When Dori Beck enrolled in Performance Innovations, led by Colorado Academy teachers Sean Gallop and Steve Scherer, she expected to be able to express her personal artistry and use Colorado Academy’s Innovation and Computer Science Labs to create and showcase performance art. By the third trimester in 2020, she was looking forward to the course’s capstone project, when students learn to program in Python and become proficient in robotics as they create CA’s version of the interactive art experience Meow Wolf.
Beck envisioned a project with hanging walls, showing how technology both brings people together and drives people apart. But when the COVID-19 pandemic struck, CA transitioned to remote learning immediately after Spring Break and all her plans had to be scrapped.
“I was sad,” Beck says. “I was looking forward to putting my final project together and doing normal school activities. But our teachers immediately changed the entire scope of the class and the projects we were doing.”
‘Miss one semi-colon!’
Working with Gallop, Beck started brainstorming ways she might illustrate how coronavirus spreads, comparing contagion in different states. She acknowledges that she had had “some exposure” to computer science in Middle School, but this was the first formal computer science course she had taken. Studying the Johns Hopkins coronavirus map, tracking coronavirus data published in the New York Times, and learning a visual Java-based language called Processing with the help of Mr. Gallop, she wrote code to animate how coronavirus spread, county by county, in four states: Colorado (see video above), Michigan, Washington, and Connecticut.
“After we transitioned to remote learning, Dori was one of several students in the class who really stepped up to learn advanced programming skills so they could work independently,” Gallop says. “In response to these students’ interests, we developed a five-week intensive class in Processing so they could fulfil their goals—in Dori’s case showing how dangerous this virus is.”
Beck says she loved learning how “computer science can be used in so many different ways,” forcing her to “change my thinking to make it effective for computer science.”
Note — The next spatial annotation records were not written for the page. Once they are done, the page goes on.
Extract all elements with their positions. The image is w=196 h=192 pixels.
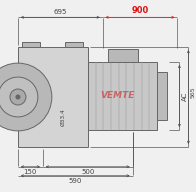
Text: 500: 500 xyxy=(81,169,94,175)
Text: 590: 590 xyxy=(69,178,82,184)
Text: 695: 695 xyxy=(54,9,67,15)
Circle shape xyxy=(0,77,38,117)
Circle shape xyxy=(10,89,26,105)
Circle shape xyxy=(0,63,52,131)
Bar xyxy=(108,49,138,62)
Text: 150: 150 xyxy=(24,169,37,175)
Bar xyxy=(157,72,167,120)
Text: VEMTE: VEMTE xyxy=(100,92,135,100)
Bar xyxy=(88,62,157,130)
Bar xyxy=(18,47,88,147)
Text: AC: AC xyxy=(182,91,188,101)
Circle shape xyxy=(16,95,20,99)
Bar xyxy=(22,42,40,47)
Text: 900: 900 xyxy=(131,6,149,15)
Text: 565: 565 xyxy=(190,86,195,98)
Bar xyxy=(65,42,83,47)
Text: Ø33.4: Ø33.4 xyxy=(60,108,65,126)
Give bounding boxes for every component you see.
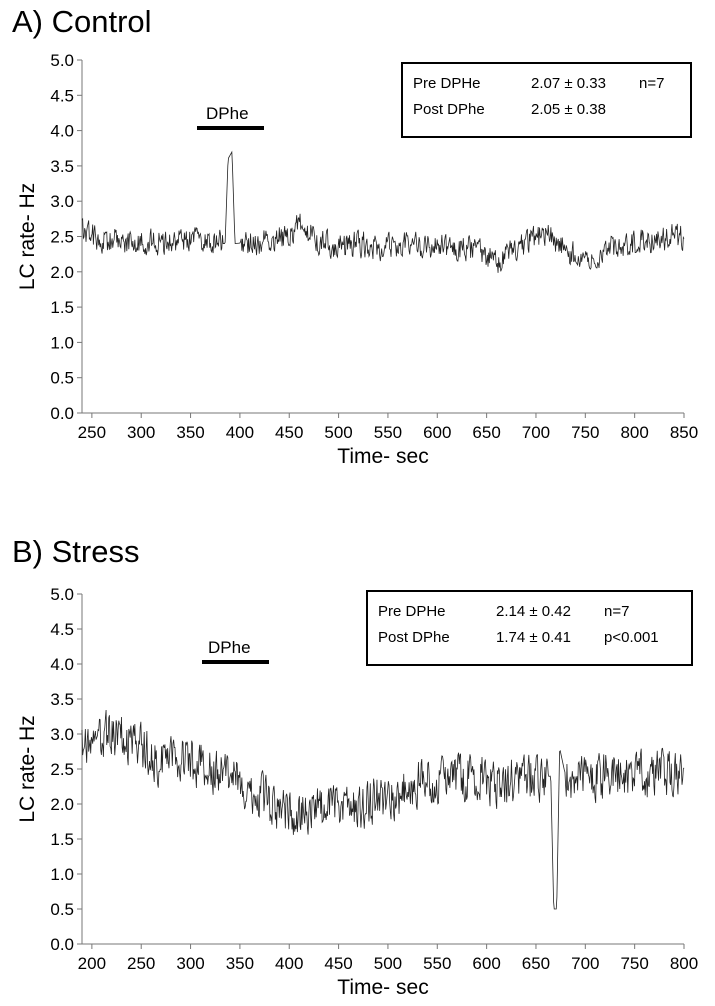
x-tick-label: 550: [423, 954, 451, 973]
stats-label: Post DPhe: [378, 628, 450, 646]
y-tick-label: 2.5: [50, 760, 74, 779]
y-tick-label: 1.5: [50, 298, 74, 317]
chart-plot-control: 0.0 0.5 1.0 1.5 2.0 2.5 3.0 3.5 4.0 4.5 5.0 250 300 3…: [16, 51, 698, 468]
x-tick-label: 500: [374, 954, 402, 973]
x-axis-title: Time- sec: [337, 976, 428, 999]
x-tick-label: 450: [275, 423, 303, 442]
y-tick-label: 3.5: [50, 157, 74, 176]
panel-title: A) Control: [12, 4, 152, 39]
y-tick-label: 0.0: [50, 404, 74, 423]
x-tick-label: 400: [226, 423, 254, 442]
drug-label: DPhe: [206, 104, 249, 123]
stats-value: 2.05 ± 0.38: [531, 100, 606, 118]
x-axis-title: Time- sec: [337, 445, 428, 468]
y-tick-label: 2.5: [50, 228, 74, 247]
x-tick-label: 300: [176, 954, 204, 973]
y-axis-title: LC rate- Hz: [16, 183, 39, 290]
y-tick-label: 2.0: [50, 795, 74, 814]
y-tick-label: 5.0: [50, 585, 74, 604]
x-tick-label: 400: [275, 954, 303, 973]
x-tick-label: 200: [78, 954, 106, 973]
stats-label: Pre DPHe: [378, 602, 446, 620]
y-tick-label: 4.0: [50, 122, 74, 141]
x-tick-label: 800: [620, 423, 648, 442]
stats-extra: n=7: [604, 602, 630, 620]
chart-plot-stress: 0.0 0.5 1.0 1.5 2.0 2.5 3.0 3.5 4.0 4.5 5.0 200 250 3…: [16, 585, 698, 999]
x-tick-label: 500: [324, 423, 352, 442]
x-tick-label: 800: [670, 954, 698, 973]
y-tick-label: 4.0: [50, 655, 74, 674]
y-tick-label: 3.0: [50, 192, 74, 211]
drug-label: DPhe: [208, 638, 251, 657]
y-tick-label: 0.5: [50, 369, 74, 388]
x-tick-label: 250: [127, 954, 155, 973]
x-tick-label: 550: [374, 423, 402, 442]
series-line-lc-rate: [81, 709, 685, 910]
y-tick-label: 1.0: [50, 865, 74, 884]
stats-value: 1.74 ± 0.41: [496, 628, 571, 646]
drug-application-bar: [197, 126, 264, 130]
chart-panel-stress: B) Stress 0.0 0.5 1.0 1.5 2.0 2.5 3.0 3.5 4.0 4.5…: [0, 528, 715, 1006]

“Miss one semicolon and your code will not work,” she says. “You can’t just type and hope for the best!”
But when it does work? “It was so exciting,” she says. “I would run around with my computer and show my entire family.”
Living the mission statement
Beck says her project taught her about the impact of coronavirus in different states. “Every state was both different but also similar,” she says.
She learned that states were similar in that the disease often hit an urban area first and then spread to less populated counties. They were different in the pace at which the virus spread, with some states starting slowly, only to experience an explosion of cases later. Other states experienced explosive growth which then slowed.
At the same time Beck was learning, so was her teacher. Sean Gallop now believes that programming may best be taught by first identifying what specific goals students want to accomplish and then learning the programming language to achieve results—rather than starting with learning principles of programming with no goal in mind. Instead of reducing learning opportunities, he says, pivoting to remote learning turned out to be “invigorating for me as a teacher, because the students were highly motivated.”
“The students learned to work independently and hit the cover off the ball in this course,” Gallop says. “They lived our mission statement—showing collaboration, kindness, perseverance, and creativity.”
As for Beck, she’s looking forward to returning to CA for the 2020-2021 school year—when she plans to take AP Computer Science A.